Deniz Ticareti

Denizcilik devleri AB ETS'den yüksek kârlar elde ediyor

Yeni bir Transport & Environment (T&E) araştırması, denizcilik devlerinin dünyanın ilk ve en büyük emisyon üst sınırı ve ticaret sistemi olan AB Emisyon Ticaret Sisteminden (EU ETS) kazanç sağladığını ortaya koyuyor.

Abone Ol

Avrupa limanlarına ve limanlarından yapılan 500'den fazla yolculuktan oluşan "Kontrol altına alınamayan kârlar" başlıklı çalışmaya göre, vakaların yaklaşık %90'ında nakliye şirketleri müşterilerinden AB ETS'nin gerçek maliyetlerinden daha fazla ücret talep ediyor.

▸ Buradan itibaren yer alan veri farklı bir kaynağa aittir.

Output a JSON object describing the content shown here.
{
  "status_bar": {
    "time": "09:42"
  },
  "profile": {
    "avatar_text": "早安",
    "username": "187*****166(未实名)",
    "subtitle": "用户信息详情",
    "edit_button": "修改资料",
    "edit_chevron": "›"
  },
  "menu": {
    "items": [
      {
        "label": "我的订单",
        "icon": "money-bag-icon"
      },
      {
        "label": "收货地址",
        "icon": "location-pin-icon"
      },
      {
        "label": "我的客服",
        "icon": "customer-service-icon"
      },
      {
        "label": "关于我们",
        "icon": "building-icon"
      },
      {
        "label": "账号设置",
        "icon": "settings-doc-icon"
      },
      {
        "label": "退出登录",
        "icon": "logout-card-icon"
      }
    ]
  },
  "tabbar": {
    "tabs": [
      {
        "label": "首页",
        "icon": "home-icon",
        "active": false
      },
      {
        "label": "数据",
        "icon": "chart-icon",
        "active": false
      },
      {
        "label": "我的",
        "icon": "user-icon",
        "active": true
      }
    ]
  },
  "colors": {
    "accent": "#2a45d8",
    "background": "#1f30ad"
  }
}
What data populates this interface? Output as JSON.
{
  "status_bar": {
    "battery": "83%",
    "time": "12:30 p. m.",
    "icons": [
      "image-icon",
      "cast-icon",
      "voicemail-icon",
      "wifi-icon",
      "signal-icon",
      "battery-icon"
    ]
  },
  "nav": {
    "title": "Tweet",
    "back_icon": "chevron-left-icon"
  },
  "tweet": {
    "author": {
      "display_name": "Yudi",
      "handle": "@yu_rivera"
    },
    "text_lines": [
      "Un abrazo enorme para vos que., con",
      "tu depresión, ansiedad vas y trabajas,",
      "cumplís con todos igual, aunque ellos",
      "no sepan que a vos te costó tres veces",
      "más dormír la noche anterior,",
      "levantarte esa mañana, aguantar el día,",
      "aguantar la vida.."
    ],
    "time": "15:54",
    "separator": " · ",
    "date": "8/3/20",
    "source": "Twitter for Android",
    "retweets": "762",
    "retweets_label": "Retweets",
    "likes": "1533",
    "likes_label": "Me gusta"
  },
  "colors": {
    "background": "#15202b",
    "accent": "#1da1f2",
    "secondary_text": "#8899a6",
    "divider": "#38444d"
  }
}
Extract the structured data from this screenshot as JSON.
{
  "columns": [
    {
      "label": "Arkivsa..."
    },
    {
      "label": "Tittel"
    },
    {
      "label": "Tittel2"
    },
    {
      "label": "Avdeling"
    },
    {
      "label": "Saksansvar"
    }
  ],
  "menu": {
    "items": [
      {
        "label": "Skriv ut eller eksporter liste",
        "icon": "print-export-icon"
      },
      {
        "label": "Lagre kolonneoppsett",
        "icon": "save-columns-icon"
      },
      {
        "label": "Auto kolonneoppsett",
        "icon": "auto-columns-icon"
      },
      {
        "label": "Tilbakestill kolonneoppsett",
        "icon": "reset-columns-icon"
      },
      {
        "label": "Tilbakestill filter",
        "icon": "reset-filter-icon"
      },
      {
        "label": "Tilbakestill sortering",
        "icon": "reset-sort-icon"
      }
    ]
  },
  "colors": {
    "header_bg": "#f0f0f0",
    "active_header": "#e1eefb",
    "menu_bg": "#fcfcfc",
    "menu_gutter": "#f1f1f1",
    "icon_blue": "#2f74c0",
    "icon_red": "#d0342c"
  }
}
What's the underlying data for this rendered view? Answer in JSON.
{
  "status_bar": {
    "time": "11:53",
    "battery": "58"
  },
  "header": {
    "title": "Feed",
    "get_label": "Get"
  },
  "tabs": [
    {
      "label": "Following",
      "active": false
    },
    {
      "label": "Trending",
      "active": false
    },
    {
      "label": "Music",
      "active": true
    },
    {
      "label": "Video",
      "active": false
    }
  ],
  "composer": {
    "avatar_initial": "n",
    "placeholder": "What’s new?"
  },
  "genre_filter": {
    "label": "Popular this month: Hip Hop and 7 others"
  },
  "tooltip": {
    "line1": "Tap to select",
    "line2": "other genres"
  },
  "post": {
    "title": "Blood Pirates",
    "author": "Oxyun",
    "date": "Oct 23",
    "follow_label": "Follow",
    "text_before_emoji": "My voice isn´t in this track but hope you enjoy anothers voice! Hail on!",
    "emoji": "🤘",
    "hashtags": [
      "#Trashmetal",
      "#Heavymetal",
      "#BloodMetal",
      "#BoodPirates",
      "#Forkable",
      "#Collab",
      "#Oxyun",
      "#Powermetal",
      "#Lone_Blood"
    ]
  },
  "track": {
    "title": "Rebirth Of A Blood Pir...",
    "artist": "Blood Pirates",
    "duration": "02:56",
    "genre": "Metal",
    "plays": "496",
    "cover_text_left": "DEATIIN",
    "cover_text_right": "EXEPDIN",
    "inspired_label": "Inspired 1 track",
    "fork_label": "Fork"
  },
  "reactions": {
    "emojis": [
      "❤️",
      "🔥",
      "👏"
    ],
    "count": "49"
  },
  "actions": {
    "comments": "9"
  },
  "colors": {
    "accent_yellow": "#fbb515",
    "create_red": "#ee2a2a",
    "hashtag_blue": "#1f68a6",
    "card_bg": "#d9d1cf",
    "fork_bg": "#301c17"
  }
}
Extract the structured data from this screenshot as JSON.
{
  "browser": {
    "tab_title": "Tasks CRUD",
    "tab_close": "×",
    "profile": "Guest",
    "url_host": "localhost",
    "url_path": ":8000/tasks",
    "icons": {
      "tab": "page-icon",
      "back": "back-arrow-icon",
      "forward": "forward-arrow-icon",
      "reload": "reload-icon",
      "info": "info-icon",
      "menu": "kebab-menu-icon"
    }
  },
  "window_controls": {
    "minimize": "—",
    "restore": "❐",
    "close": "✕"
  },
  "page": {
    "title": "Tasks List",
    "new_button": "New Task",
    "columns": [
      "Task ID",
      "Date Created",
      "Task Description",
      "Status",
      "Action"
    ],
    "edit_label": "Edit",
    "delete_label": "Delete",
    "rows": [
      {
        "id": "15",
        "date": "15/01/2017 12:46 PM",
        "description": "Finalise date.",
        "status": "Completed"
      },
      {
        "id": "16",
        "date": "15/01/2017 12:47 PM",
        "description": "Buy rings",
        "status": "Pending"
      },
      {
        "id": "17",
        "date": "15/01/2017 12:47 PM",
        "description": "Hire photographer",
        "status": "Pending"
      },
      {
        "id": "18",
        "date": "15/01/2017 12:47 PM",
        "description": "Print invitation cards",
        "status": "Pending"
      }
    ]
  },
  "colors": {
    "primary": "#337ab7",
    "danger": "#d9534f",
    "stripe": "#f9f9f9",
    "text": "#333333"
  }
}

Daha temiz taşımacılık için kampanya yürüten Avrupa'nın önde gelen STK'sı, liman kaçakçılığının - karbon piyasasını atlatma eylemi - AB ETS'yi küçültmek için bir bahane olarak kullanılmaması gerektiğini söyledi. Denizcilik şirketleri ETS'den kaçınmak şöyle dursun, ETS'den kazançlı çıkıyor gibi görünüyor.

Gemicilik için dünyanın ilk karbon piyasası bu yıl 1 Ocak'ta yürürlüğe girdi. Buna karşılık olarak denizcilik şirketleri, müşteri tarafından ödenen bir ETS ek ücreti aldılar.

2024 yılında gemiler emisyonlarının sadece %40'ı için ödeme yapmak zorunda kalacaklar. Bu oran 2025'te %70'e, 2026'da ise %100'e yükselecek.

Güney Avrupa hükümetleri, ETS'nin işleri limanlarından uzaklaştıracağı ve gemilerin Akdeniz'in diğer yakasındaki Kuzey Afrika limanlarında boşaltma yapmayı tercih edeceği konusunda uyarıda bulundu. Ancak T&E, denizcilik şirketlerinin ETS'den kâr elde etmeleri halinde bundan kaçınmalarının pek mümkün olmadığını gösteriyor.

T & E'nin araştırması, Avrupa'nın en büyük dört denizcilik şirketi Maersk, MSC, CMA CGM ve Hapag-Lloyd'un her birinden 20 farklı gemiyle yapılan 565 yolculuğu inceledi.
 
T&E, "En uç durumda, Çin'den Almanya'ya yapılan tek bir yolculukta, Maersk'in ek ücretten 325.000 euro kar elde etmesi muhtemeldir" şeklinde bilgi verdi.

Maersk'in sefer başına ortalama 60.000 € ile en büyük ek ücret kârını elde edeceği tahmin edilirken, onu MSC (25.000 €), Hapag Lloyd (23.000 €) ve CMA CGM (14.000 €) takip ediyor.

Her bir sefer için bireysel kârlar her zaman bu kadar yüksek olmasa da, yüzlerce gemisi olan taşıyıcılar için bu, her yıl milyonlarca ek ücret kârı anlamına geliyor.

Nakliye maliyetleri malların nihai maliyetleri üzerinde çok küçük bir etkiye sahip olduğundan, nakliye şirketleri ekstra maliyetler talep etmekten kurtulabiliyor.  

ETS maliyetleri, Husi militanlarının saldırılarının ardından Kızıldeniz ticaretinin sekteye uğramasına karşılık olarak alınan çok daha yüksek ek ücretlerle kıyaslandığında da sönük kalıyor.

T&E tarafından Fransız denizcilik şirketi CMA CGM'nin Asya'dan Avrupa'ya gittiği rotalar üzerinden analiz edilen bir örnekte, ETS maliyeti konteyner fiyatının %1'inden daha azını oluşturuyor. Öte yandan Kızıldeniz ek ücreti, toplam konteyner maliyetinin yaklaşık %18'ini oluşturuyor.

Jacob Armstrong, "Ölçek ekonomileri, denizcilik sektörünün oldukça büyük fiyat şoklarını absorbe edebileceği anlamına geliyor. Kızıldeniz'deki kesinti olabildiğince kötü ve küresel ticaret hala durma noktasına gelmedi. ETS bunun yanında çerez gibi kalır. En iddialı yeşil önlemler çoğu tüketim malına sadece sent eklerken, maliyet gemiciliğin karbonsuzlaştırılmasının önünde bir engel değildir" diye konuştu.